Data show a collapse in economic activity
In Table 3 we report the decline in employment through April. It is widespread in our region — every category of employment in the St. Cloud area lies below its level in April 2019.
The story is similar around the state with the exception of two areas: construction and retail trade. Given the large number of initial claims for unemployment insurance reported elsewhere in this report, this smaller decline is interesting. But these data report for the week that includes April 12, which may be before the bulk of layoffs in the construction sector. We expect this number to worsen.
Retail trade is a more unusual result. This should be however understood in context of an annual figure. The difference for the month of April alone was 6.3% in the St. Cloud metro area versus 10% for the state. This better performance for St. Cloud has been developing for several months.
Manufacturing fell in the last year in the St. Cloud region much more than the state as a whole, which may finally reflect the closing of Electrolux.
Area unemployment reached 8.2% in April 2020, up from 3.4% in April 2019, as seen in Table 4. The area labor force fell by 1.2% as some workers likely chose to step away from work during the pandemic. At 8.2%, St. Cloud’s unemployment rate is a full percent lower than that in the Twin Cities and 0.4% lower than the state overall.
As discussed in the box on the first page of this report, there was an explosion of new claims for unemployment insurance in April, rising almost 13 times its level in April 2019. Residential building permits held steady versus year-ago levels in the period, a confirmatory data point for our observation about the relatively lower local decline in construction employment.
Over the last three months to April 2020, the St. Cloud 13 Stock Price Index fell by 21.2% versus a 15.7% decline in the S&P 500 over the same period. On March 23 the index touched 500, a level last seen on March 4, 2013. All 12 stocks currently in the St. Cloud 13 declined between January 31 and April 30 2020, with the largest decline from American Axle falling 53% while C.H. Robinson and Wolters Kluwer both fell 2%, the best performers in the index.
The St. Cloud Index of Leading Economic Indicators (LEI) has fallen now for four of the last five quarters and 2.3% over the last year. The decline is much milder than what we saw in employment in April but no model or indicator series would be able to model the economic response to a pandemic and resulting changes brought about by consumers, businesses and governments. But the decline is sufficient at this point to identify a high point in LEI in the second quarter of 2019.
Five of six indicators in the LEI contributed negatively in the recent quarter to April 2020. Only the responses to future conditions from the St.

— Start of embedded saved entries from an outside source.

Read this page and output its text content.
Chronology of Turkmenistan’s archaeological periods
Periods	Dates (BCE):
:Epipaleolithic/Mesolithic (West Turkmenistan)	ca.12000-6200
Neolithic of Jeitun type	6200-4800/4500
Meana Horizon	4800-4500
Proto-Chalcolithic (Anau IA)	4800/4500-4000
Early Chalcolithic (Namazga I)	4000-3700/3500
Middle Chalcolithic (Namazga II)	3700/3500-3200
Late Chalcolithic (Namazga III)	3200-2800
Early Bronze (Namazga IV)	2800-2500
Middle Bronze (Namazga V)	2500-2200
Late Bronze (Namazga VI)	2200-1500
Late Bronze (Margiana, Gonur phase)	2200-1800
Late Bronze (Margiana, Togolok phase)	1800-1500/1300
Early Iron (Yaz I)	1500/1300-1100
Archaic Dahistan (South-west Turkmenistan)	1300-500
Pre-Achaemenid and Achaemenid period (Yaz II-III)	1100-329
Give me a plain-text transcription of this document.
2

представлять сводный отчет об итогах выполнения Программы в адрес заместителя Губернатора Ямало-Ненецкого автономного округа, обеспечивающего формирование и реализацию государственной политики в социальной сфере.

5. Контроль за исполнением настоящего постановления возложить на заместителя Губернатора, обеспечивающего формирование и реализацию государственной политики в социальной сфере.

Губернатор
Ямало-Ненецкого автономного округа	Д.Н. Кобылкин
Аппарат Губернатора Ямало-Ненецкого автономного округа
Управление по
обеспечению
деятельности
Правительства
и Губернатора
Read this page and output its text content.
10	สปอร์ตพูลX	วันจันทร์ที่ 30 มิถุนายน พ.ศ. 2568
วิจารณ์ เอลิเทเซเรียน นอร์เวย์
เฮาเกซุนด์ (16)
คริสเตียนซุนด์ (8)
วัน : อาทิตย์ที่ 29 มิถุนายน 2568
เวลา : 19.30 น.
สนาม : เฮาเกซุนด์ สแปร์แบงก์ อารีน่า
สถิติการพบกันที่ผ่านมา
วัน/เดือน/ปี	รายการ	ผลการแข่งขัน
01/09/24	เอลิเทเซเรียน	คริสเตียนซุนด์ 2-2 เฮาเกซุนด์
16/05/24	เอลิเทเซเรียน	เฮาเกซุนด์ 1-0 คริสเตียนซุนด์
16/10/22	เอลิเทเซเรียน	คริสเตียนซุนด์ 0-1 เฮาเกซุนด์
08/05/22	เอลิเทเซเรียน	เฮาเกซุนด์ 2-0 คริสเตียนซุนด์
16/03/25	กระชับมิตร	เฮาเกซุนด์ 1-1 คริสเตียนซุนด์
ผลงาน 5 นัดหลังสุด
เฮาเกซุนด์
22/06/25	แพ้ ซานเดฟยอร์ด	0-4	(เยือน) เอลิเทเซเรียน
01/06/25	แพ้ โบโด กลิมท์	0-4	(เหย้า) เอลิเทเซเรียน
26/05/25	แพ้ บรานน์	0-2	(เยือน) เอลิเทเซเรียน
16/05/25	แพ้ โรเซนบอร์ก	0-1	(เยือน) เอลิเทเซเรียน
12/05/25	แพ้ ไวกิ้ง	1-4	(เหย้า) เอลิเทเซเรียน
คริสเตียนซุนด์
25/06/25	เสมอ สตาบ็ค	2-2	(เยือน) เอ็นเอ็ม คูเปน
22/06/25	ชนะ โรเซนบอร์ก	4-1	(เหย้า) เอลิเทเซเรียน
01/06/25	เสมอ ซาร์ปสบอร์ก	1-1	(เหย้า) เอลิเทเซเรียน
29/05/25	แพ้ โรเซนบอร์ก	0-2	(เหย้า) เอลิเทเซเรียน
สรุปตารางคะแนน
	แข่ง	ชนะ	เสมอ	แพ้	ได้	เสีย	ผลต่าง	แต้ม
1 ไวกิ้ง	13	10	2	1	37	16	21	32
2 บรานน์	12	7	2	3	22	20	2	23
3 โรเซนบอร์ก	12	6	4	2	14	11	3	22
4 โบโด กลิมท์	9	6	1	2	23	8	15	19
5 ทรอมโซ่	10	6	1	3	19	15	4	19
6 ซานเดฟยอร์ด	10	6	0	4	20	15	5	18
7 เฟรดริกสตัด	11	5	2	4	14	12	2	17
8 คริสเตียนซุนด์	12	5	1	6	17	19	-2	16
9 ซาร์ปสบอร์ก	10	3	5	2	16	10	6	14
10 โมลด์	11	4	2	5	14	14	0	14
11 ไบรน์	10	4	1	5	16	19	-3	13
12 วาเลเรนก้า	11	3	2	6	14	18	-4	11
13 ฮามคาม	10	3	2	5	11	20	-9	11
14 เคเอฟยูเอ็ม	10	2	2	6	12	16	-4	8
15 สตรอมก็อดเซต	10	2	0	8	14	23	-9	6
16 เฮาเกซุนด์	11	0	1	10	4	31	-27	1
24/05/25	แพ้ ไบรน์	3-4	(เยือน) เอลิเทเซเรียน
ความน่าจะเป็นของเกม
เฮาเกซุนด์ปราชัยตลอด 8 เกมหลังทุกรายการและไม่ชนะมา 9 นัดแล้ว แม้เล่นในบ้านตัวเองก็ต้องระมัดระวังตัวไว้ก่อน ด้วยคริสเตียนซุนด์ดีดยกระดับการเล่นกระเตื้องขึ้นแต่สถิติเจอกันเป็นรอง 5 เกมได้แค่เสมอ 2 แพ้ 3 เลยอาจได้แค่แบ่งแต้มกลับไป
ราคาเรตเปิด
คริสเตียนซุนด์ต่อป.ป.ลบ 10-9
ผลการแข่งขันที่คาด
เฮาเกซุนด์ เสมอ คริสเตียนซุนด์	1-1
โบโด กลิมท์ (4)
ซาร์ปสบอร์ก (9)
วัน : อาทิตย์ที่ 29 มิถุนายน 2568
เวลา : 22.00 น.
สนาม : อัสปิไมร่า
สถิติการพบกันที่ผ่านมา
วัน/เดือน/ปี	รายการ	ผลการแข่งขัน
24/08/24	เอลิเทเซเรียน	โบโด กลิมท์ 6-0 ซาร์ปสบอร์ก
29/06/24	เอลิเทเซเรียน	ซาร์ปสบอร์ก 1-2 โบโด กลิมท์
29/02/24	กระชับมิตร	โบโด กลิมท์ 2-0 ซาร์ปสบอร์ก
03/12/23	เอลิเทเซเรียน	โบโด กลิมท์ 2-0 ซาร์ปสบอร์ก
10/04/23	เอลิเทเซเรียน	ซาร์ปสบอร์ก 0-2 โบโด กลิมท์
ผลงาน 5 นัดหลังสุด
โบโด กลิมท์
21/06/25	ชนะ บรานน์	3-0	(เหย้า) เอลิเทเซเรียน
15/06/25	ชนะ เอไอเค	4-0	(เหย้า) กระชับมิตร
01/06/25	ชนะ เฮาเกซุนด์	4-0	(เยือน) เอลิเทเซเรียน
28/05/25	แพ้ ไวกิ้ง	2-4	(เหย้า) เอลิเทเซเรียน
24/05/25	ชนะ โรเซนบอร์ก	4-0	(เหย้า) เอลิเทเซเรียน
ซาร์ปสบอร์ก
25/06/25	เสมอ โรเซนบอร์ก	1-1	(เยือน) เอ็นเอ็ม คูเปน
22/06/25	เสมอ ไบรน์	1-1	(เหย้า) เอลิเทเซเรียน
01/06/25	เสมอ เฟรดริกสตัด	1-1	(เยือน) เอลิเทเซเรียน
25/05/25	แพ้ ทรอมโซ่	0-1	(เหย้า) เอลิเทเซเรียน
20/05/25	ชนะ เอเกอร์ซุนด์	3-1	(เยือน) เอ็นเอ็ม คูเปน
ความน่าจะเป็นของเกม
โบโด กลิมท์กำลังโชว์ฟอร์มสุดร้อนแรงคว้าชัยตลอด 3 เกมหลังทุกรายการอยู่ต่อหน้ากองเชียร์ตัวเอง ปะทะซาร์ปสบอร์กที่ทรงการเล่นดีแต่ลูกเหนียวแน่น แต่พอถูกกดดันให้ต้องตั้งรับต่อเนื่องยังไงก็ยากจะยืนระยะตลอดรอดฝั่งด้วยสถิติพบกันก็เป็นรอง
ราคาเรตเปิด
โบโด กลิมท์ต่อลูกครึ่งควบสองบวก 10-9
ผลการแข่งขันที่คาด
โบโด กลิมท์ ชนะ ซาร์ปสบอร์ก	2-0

Cloud Area Business Outlook Survey provide a positive contribution; as we noted before, the responses in Table 2 in some ways provide us some comfort that the recession could be shorter-lived. But all other indicators would predict declining employment between now and Fall 2020.
The actions of the federal government and the Federal Reserve have most likely prevented the worst predictions of the recession (made in late March) from coming true. Certainly, there is much more to go but national measures of financial conditions indicate a relative lack of stress. Confidence also is restored by a stock market that seems to have returned to normal while data on employment and production continue to provide shocking numbers.
The most recent employment report also offers some small comfort though unemployment remains at high levels that we have not experienced in generations. Against that national backdrop, local business leaders may indeed have reason for better days soon. But at the moment, lack of investment plans and flat hiring indicate there is more waiting for confirmation before this pandemic shock recedes, even if the best happens regarding the pandemic itself.